The Canon EOS 5D series turned the world of DSLRs on its head, becoming one of the most cost-efficient ways to shoot professional-quality 4K video. The EOS 5D Mark IV continues the line admirably, and while it doesn’t reinvent the wheel, it does everything that a working photographer or videographer needs and more, consistently and reliably.
Image quality from the full-frame sensor is fantastic, and the Dual Pixel autofocus system means you never miss a moment. The heavy 1.64x crop on 4K video is a little disappointing, but this is still a hugely capable camera for professionals by any reasonable metric.
Entry-level DSLRs exist in a competitive marketplace, and Canon has typically gone for the jugular in terms of pricing with the cheap-as-chips EOS 2000D. It’s by no means an exceptional camera, but with 24 megapixels of resolution to play with you’ll find plenty to like for the money here, even if the AF and burst drive are both a little dated.
There are useful beginner modes to help newbies get to grips with how to operate the camera, making it a solid starter point for someone dipping their toes into the world of photography. However, you may find it isn’t long before you itch to upgrade.
Best Canon mirrorless cameras
Canon gave its EOS M series a shot of life with the EOS M6 II, bumping up the resolution to a hugely impressive 32.5MP and making a camera that’s a major player for the enthusiast market. Small and portable but powerful and versatile, the EOS M6 II produces images of excellent quality in both JPEG and RAW formats, with a highly effective autofocus system that basically just works.

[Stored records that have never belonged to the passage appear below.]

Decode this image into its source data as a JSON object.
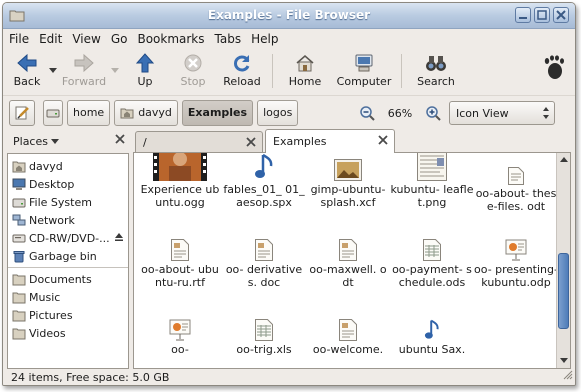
{
  "window": {
    "title": "Examples - File Browser"
  },
  "menubar": {
    "items": [
      "File",
      "Edit",
      "View",
      "Go",
      "Bookmarks",
      "Tabs",
      "Help"
    ]
  },
  "toolbar": {
    "back": "Back",
    "forward": "Forward",
    "up": "Up",
    "stop": "Stop",
    "reload": "Reload",
    "home": "Home",
    "computer": "Computer",
    "search": "Search"
  },
  "location": {
    "crumbs": [
      "home",
      "davyd",
      "Examples",
      "logos"
    ],
    "zoom_level": "66%",
    "view_mode": "Icon View"
  },
  "sidebar": {
    "header": "Places",
    "items": [
      {
        "label": "davyd",
        "icon": "home-folder-icon"
      },
      {
        "label": "Desktop",
        "icon": "desktop-icon"
      },
      {
        "label": "File System",
        "icon": "harddisk-icon"
      },
      {
        "label": "Network",
        "icon": "network-icon"
      },
      {
        "label": "CD-RW/DVD-...",
        "icon": "optical-drive-icon"
      },
      {
        "label": "Garbage bin",
        "icon": "trash-icon"
      }
    ],
    "bookmarks": [
      {
        "label": "Documents",
        "icon": "folder-icon"
      },
      {
        "label": "Music",
        "icon": "folder-icon"
      },
      {
        "label": "Pictures",
        "icon": "folder-icon"
      },
      {
        "label": "Videos",
        "icon": "folder-icon"
      }
    ]
  },
  "tabs": [
    {
      "label": "/",
      "active": false
    },
    {
      "label": "Examples",
      "active": true
    }
  ],
  "files": [
    {
      "name": "Experience ubuntu.ogg",
      "icon": "video-thumbnail-icon"
    },
    {
      "name": "fables_01_ 01_aesop.spx",
      "icon": "audio-note-icon"
    },
    {
      "name": "gimp-ubuntu- splash.xcf",
      "icon": "image-thumbnail-icon"
    },
    {
      "name": "kubuntu- leaflet.png",
      "icon": "document-thumbnail-icon"
    },
    {
      "name": "oo-about- these-files. odt",
      "icon": "text-document-icon"
    },
    {
      "name": "oo-about- ubuntu-ru.rtf",
      "icon": "text-document-icon"
    },
    {
      "name": "oo- derivatives. doc",
      "icon": "text-document-icon"
    },
    {
      "name": "oo-maxwell. odt",
      "icon": "text-document-icon"
    },
    {
      "name": "oo-payment- schedule.ods",
      "icon": "spreadsheet-icon"
    },
    {
      "name": "oo- presenting- kubuntu.odp",
      "icon": "presentation-icon"
    },
    {
      "name": "oo-",
      "icon": "presentation-icon"
    },
    {
      "name": "oo-trig.xls",
      "icon": "spreadsheet-icon"
    },
    {
      "name": "oo-welcome.",
      "icon": "text-document-icon"
    },
    {
      "name": "ubuntu Sax.",
      "icon": "audio-note-icon"
    }
  ],
  "status": {
    "text": "24 items, Free space: 5.0 GB"
  },
  "colors": {
    "titlebar": "#b9cbe1",
    "scroll_thumb": "#4f7cb8",
    "window_bg": "#efebe7"
  }
}
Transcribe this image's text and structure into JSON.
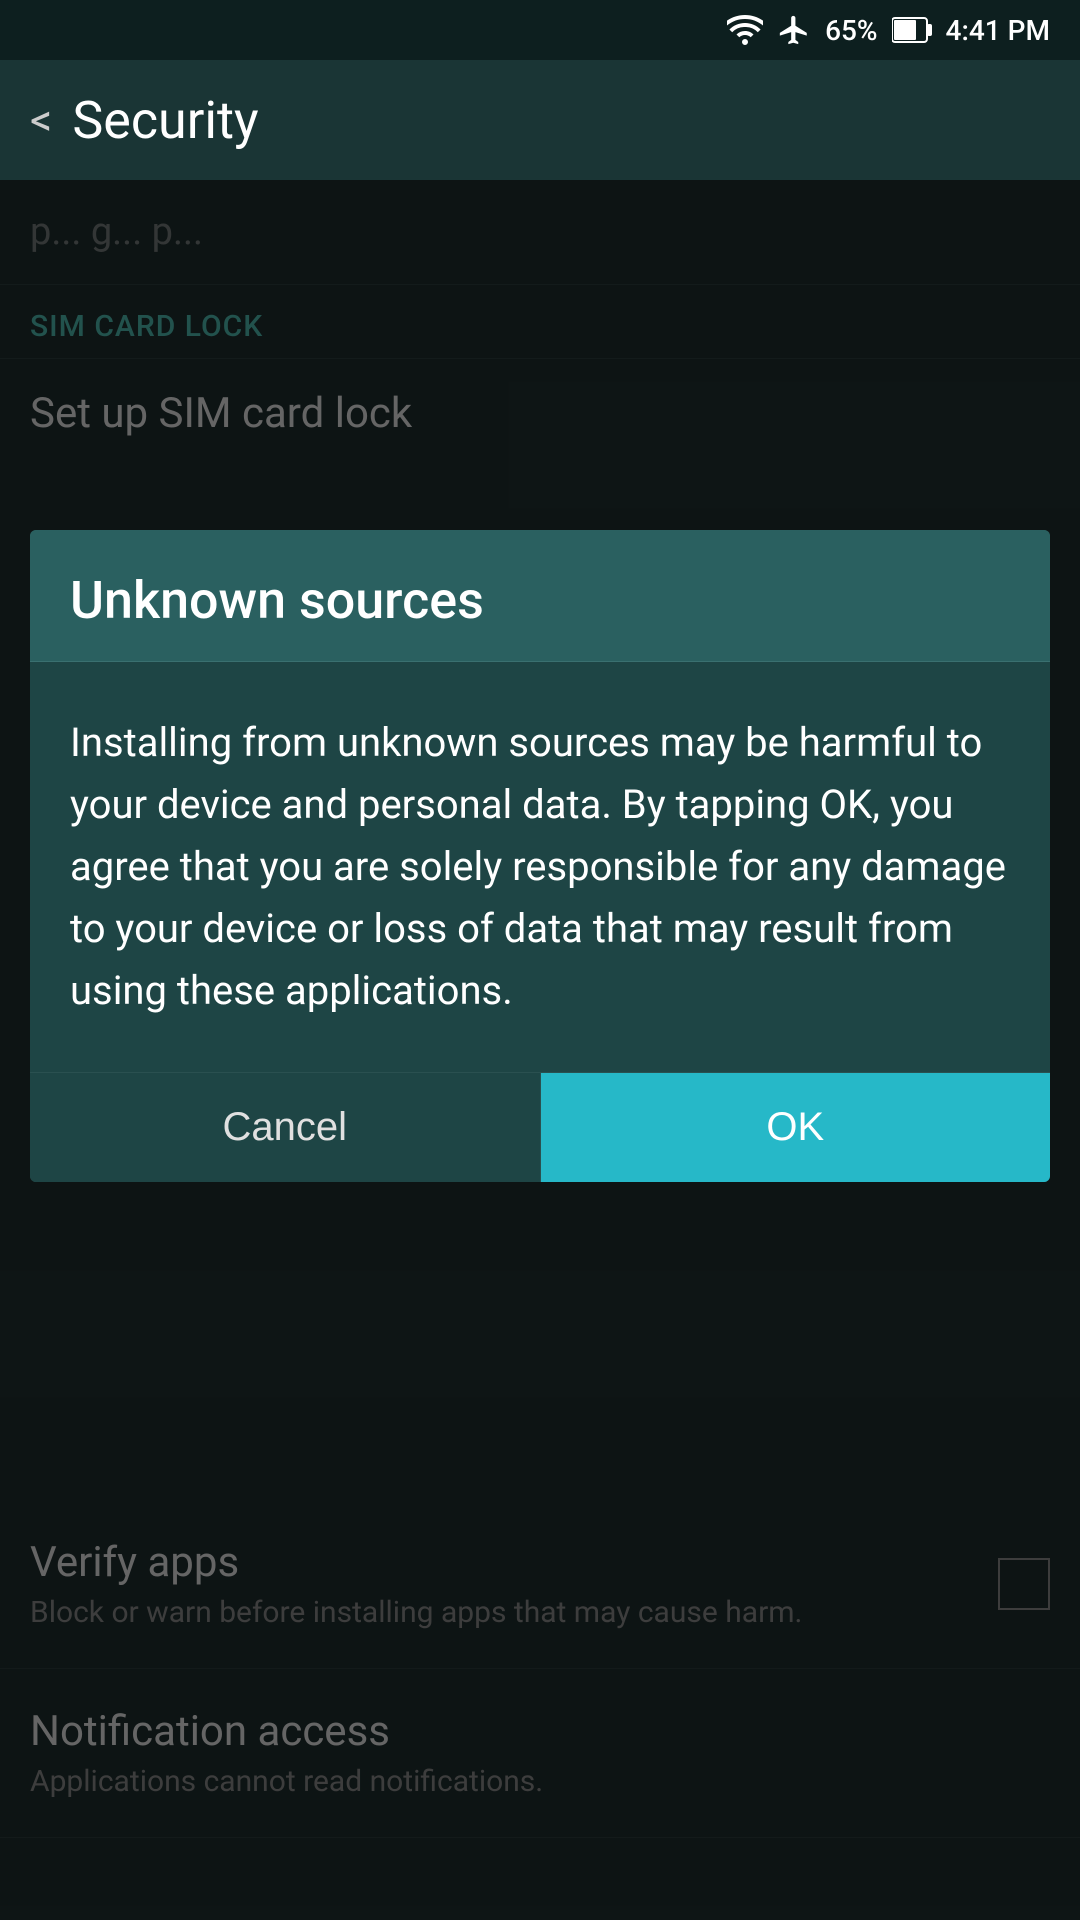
{
  "statusBar": {
    "battery": "65%",
    "time": "4:41 PM"
  },
  "header": {
    "backLabel": "<",
    "title": "Security"
  },
  "partialContent": {
    "text": "p... g... p..."
  },
  "simSection": {
    "label": "SIM CARD LOCK",
    "item": "Set up SIM card lock"
  },
  "dialog": {
    "title": "Unknown sources",
    "message": "Installing from unknown sources may be harmful to your device and personal data. By tapping OK, you agree that you are solely responsible for any damage to your device or loss of data that may result from using these applications.",
    "cancelLabel": "Cancel",
    "okLabel": "OK"
  },
  "verifyApps": {
    "title": "Verify apps",
    "subtitle": "Block or warn before installing apps that may cause harm."
  },
  "notificationAccess": {
    "title": "Notification access",
    "subtitle": "Applications cannot read notifications."
  },
  "icons": {
    "wifi": "📶",
    "airplane": "✈",
    "battery": "🔋"
  }
}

The burst speeds are hugely impressive too, putting this camera in play for photographing fast action and sports. The EF-M lens range could still do with fleshing out a bit, but there’s plenty of scope for pretty much any photographer to get something out of the M6 II.
Let’s get this out of the way – the Canon EOS R5 is one of the best cameras on the market, and in fact one of the best ever made. Its image quality, autofocus and in-body image stabilisation are all class-leading, pushing the limits of what was thought possible in cameras, and its video quality is superb.
Hybrid shooters will have a field day, and if it’s within your budget and your remit, you’re probably already halfway to ordering one. The only caveat is the unfortunate business of the overheating issues that curtail video recording times, meaning it isn’t one for pure video shooters.
If you fancy a mix of photography and vlogging, the EOS M50 Mark II will likely tick a lot of your boxes. It produces great-looking stills straight out of camera with its 24MP sensor, and its Auto modes are actually really quite decent, with scene detection functions that make it easier for inexperienced users to access the right settings.
The Full HD video looks great, and can be live-streamed to YouTube. Canon’s on-sensor Dual Pixel Autofocus is snappy and reliable, and you can even shoot video in the vertical aspect ratio – handy for social content that’s going to be viewed on a smartphone.
While the EOS M50 Mark II can shoot 4K, it does so with a pretty vicious 1.5x crop, and the autofocus tends to suffer in this mode. We wouldn’t recommend buying the EOS M50 II if you’re specifically going to shoot in 4K, but otherwise, it’s a capable all-rounder of a camera.